Problem - Planners’ workplaces are diversifying with respect to gender, but office culture and policies do not always reflect such change. This research explores the influence of gender, management and organizational characteristics on planners’ perceptions of workplace culture and benefits.

Research strategy - We conducted a national survey with the American Planning Association’s Women and Planning Division in 2015 to assess whether planners’ perceptions regarding workplace culture and benefits differ by gender and organizational characteristics of the planning office. A limitation of the survey is the small self-selected sample of mostly female respondents.  We combine feminist planning theory with workplace management theories of Role Congruity, Expectation States, Representative Bureaucracy, and Transformational Leadership to explain workplace dynamics in planning agencies.

Findings: Qualitative analysis shows problems with exclusive communication and equal opportunity are linked to management characteristics.

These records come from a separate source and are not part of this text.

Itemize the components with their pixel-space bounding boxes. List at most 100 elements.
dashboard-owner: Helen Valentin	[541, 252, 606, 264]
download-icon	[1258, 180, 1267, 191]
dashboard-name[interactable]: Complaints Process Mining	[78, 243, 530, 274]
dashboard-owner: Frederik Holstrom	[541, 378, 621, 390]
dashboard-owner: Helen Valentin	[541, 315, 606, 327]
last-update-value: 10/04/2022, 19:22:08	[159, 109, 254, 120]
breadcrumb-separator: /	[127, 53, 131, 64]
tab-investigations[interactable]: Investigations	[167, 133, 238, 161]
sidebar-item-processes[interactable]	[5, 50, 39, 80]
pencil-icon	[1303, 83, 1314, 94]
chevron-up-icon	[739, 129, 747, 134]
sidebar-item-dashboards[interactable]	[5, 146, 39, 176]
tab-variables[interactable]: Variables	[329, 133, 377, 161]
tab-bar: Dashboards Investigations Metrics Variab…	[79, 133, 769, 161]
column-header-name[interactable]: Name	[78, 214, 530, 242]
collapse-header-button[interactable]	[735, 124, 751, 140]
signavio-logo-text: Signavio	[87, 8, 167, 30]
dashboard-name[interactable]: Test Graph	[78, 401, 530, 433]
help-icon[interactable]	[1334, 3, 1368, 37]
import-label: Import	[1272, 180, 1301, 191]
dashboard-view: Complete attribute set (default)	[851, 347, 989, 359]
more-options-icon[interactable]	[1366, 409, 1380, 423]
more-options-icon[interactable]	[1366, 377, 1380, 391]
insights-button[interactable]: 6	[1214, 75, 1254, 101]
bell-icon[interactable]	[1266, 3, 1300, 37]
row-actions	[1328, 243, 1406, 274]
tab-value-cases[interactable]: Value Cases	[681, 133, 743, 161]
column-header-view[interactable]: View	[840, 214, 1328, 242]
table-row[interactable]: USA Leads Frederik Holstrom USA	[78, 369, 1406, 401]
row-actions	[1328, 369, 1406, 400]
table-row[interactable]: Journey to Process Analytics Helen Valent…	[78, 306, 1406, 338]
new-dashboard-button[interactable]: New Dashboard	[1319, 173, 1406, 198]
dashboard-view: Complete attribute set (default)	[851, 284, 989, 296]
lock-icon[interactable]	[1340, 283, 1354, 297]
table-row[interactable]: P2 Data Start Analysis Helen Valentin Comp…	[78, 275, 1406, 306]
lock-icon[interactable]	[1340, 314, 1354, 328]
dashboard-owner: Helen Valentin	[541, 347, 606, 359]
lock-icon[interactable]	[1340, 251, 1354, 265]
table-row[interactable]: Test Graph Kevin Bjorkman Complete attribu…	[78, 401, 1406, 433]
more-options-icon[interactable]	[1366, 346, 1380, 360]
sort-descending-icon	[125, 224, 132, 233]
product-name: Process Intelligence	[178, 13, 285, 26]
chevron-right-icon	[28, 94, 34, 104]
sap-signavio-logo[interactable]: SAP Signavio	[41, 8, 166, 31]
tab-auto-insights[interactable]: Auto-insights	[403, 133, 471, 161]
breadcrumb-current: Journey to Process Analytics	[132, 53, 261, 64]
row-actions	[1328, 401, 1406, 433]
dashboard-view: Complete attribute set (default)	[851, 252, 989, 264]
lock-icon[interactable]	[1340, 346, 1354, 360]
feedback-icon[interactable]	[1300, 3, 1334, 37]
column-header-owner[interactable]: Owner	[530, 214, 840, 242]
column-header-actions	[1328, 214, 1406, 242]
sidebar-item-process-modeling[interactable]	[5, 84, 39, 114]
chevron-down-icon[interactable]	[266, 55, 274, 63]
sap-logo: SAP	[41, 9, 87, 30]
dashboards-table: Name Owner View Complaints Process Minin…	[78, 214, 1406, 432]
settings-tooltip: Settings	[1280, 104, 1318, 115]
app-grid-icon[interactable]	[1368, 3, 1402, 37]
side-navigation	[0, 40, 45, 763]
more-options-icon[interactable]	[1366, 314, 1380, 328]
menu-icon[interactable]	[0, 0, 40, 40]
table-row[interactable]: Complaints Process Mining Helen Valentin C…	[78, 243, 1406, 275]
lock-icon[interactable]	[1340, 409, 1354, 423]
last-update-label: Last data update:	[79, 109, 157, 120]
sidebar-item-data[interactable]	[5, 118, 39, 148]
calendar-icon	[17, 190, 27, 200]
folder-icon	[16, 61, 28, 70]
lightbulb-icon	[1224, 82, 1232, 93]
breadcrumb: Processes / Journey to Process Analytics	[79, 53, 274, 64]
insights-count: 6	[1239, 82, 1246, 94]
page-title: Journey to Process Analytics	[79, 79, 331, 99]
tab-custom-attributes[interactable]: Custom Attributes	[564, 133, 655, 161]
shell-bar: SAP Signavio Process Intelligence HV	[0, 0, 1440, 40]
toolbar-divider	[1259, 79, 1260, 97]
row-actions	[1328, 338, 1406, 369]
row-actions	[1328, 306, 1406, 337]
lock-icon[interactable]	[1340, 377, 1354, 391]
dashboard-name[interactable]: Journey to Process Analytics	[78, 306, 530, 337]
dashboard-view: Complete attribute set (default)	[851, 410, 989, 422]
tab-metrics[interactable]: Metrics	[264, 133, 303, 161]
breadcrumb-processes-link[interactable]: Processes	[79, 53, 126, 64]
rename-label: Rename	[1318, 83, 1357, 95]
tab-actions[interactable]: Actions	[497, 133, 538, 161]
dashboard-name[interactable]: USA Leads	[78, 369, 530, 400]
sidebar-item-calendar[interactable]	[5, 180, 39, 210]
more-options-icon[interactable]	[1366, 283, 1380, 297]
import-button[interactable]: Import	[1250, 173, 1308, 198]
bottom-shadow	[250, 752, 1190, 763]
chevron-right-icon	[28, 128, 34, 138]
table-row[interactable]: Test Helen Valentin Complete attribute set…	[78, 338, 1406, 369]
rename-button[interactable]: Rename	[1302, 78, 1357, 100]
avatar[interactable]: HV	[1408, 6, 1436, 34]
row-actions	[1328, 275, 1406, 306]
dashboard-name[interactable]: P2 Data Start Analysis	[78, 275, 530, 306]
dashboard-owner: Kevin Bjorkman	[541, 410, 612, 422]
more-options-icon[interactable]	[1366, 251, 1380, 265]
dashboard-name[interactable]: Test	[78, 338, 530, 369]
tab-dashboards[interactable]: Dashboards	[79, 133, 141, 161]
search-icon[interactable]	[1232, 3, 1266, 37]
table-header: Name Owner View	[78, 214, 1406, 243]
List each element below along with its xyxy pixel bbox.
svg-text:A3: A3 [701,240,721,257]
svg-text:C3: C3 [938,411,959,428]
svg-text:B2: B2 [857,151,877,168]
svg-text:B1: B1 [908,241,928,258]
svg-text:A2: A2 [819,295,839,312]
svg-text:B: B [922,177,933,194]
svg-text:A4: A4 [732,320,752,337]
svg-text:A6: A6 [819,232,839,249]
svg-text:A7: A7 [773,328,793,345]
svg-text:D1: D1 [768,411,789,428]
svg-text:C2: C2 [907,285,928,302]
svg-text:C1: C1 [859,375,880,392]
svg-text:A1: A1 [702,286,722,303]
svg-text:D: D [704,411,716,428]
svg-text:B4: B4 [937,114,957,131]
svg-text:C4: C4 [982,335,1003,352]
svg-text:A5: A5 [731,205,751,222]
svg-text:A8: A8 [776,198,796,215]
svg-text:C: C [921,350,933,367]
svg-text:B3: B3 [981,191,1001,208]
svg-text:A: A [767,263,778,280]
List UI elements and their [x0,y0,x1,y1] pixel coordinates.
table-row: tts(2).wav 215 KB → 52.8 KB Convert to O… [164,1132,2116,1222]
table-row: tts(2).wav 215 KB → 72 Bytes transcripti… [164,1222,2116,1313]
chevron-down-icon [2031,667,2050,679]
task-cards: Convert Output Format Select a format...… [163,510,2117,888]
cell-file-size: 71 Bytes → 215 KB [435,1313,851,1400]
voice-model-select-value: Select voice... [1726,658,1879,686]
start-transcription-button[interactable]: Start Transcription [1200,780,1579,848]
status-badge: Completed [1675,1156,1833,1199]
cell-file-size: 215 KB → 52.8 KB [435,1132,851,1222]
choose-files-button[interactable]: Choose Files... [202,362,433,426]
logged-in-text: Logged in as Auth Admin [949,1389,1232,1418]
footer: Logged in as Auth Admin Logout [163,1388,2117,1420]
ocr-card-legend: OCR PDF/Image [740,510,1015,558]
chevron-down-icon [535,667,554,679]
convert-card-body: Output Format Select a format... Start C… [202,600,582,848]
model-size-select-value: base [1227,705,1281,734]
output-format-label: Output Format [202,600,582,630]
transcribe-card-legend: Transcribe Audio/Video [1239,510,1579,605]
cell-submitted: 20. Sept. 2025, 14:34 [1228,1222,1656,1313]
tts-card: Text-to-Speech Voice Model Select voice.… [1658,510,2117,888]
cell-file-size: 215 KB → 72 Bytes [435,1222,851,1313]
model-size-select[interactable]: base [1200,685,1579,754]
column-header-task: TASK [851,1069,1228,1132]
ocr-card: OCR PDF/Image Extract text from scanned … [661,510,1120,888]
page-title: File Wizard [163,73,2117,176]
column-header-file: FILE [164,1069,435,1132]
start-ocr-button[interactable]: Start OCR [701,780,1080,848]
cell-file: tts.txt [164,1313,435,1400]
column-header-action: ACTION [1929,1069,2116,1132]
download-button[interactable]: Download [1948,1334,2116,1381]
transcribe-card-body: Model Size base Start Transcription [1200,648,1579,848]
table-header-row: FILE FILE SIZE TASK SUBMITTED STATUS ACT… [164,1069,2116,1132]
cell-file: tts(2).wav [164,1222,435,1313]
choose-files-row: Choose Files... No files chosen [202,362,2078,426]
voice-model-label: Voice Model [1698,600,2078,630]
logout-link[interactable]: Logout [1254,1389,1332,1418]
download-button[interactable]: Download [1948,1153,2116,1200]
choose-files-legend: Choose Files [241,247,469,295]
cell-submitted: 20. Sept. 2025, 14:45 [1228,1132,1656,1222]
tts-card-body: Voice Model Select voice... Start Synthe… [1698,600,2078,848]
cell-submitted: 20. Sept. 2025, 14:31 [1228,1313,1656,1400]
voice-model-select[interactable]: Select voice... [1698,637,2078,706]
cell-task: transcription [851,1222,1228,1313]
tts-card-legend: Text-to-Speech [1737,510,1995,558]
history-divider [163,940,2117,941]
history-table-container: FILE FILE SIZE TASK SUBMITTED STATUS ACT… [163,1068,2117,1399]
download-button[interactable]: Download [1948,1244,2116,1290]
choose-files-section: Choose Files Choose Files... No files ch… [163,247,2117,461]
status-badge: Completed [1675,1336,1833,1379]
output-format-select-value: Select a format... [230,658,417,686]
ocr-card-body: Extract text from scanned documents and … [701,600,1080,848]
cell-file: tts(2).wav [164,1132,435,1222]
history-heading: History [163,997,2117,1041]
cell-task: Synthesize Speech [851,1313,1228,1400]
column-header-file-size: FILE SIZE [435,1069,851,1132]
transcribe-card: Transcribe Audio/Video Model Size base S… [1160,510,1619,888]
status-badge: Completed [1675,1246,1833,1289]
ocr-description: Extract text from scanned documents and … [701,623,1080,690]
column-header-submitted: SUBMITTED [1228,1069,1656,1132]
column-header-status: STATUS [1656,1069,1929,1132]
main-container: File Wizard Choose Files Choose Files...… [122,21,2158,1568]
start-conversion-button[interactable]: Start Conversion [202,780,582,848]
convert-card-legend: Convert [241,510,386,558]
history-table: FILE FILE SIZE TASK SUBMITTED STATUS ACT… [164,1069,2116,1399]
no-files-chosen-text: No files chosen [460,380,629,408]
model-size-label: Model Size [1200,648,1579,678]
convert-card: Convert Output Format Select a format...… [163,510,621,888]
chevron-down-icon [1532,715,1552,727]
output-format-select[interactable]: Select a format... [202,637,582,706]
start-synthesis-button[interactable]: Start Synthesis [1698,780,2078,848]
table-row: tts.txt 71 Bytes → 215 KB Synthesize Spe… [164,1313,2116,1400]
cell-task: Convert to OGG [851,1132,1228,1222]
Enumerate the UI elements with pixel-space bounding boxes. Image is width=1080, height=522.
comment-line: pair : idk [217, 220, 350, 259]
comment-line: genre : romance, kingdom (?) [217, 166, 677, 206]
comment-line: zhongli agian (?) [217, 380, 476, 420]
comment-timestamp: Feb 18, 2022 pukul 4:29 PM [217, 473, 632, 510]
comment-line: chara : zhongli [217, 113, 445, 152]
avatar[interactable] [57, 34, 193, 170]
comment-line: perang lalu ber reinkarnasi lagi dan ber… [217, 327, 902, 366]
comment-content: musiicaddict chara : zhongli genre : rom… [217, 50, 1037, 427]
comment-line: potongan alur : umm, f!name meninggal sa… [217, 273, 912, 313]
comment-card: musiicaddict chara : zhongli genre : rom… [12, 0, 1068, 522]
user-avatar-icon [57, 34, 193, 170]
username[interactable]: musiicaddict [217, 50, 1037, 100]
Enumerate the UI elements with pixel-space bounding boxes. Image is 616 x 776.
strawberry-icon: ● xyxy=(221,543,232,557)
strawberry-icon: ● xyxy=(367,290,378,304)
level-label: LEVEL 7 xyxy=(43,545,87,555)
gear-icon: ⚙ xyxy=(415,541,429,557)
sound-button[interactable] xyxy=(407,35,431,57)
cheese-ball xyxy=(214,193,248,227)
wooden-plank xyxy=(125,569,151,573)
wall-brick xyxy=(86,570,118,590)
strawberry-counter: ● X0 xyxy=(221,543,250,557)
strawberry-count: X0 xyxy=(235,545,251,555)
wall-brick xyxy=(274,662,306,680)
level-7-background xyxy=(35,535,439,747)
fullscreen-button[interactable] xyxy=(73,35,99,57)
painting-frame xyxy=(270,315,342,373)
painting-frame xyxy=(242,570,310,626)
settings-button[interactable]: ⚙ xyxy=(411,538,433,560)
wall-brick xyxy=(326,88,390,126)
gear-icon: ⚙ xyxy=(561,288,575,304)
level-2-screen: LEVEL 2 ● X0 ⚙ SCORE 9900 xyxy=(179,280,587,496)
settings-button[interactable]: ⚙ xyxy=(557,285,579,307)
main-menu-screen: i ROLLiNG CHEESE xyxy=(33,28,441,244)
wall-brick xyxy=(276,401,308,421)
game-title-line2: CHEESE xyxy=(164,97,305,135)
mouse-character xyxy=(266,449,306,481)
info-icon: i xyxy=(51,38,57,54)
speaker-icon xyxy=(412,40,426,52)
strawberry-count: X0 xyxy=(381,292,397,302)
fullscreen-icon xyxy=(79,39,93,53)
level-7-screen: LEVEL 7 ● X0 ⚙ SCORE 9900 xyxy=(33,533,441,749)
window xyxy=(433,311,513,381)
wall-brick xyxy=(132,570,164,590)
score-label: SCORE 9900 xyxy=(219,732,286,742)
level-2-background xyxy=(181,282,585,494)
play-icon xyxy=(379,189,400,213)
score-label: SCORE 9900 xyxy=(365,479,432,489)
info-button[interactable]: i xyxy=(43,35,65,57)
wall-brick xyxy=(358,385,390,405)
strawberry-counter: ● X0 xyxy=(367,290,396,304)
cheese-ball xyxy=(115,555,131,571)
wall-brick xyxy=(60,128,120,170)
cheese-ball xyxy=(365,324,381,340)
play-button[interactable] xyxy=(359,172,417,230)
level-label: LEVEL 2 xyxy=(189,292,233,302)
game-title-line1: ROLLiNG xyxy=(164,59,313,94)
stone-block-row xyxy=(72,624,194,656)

To test this, we build five regression models on gender respect, exclusive communication, work-life benefits, flexibility perception and equal opportunity in pay and advancement.  Regression models control for gender, age and experience of respondent, and organizational characteristics (gender balance in staff and management, metro status, public or private planning agency). Results indicate that gender respect, work-life benefits, and flexibility perception do not differ by gender. However, women were less likely to feel heard in their workplace (exclusive communication) or perceive equal opportunity. Workplaces with female management were more likely to show sensitivity to gender issues, support for flexible benefits and equal opportunity for pay and advancement.  

Takeaway for Practice: These results suggest planners feel they can raise gender issues and access flexibility benefits without prejudice. But planning workplaces need to address problems with exclusive communication and women’s perceptions of lack of equal opportunities for pay and advancement. Introducing gender-inclusive planning and leadership development curriculum to planning programs would prepare future planners, while ongoing training for management may improve behavior, communication, and benefits for all genders in planning workplaces.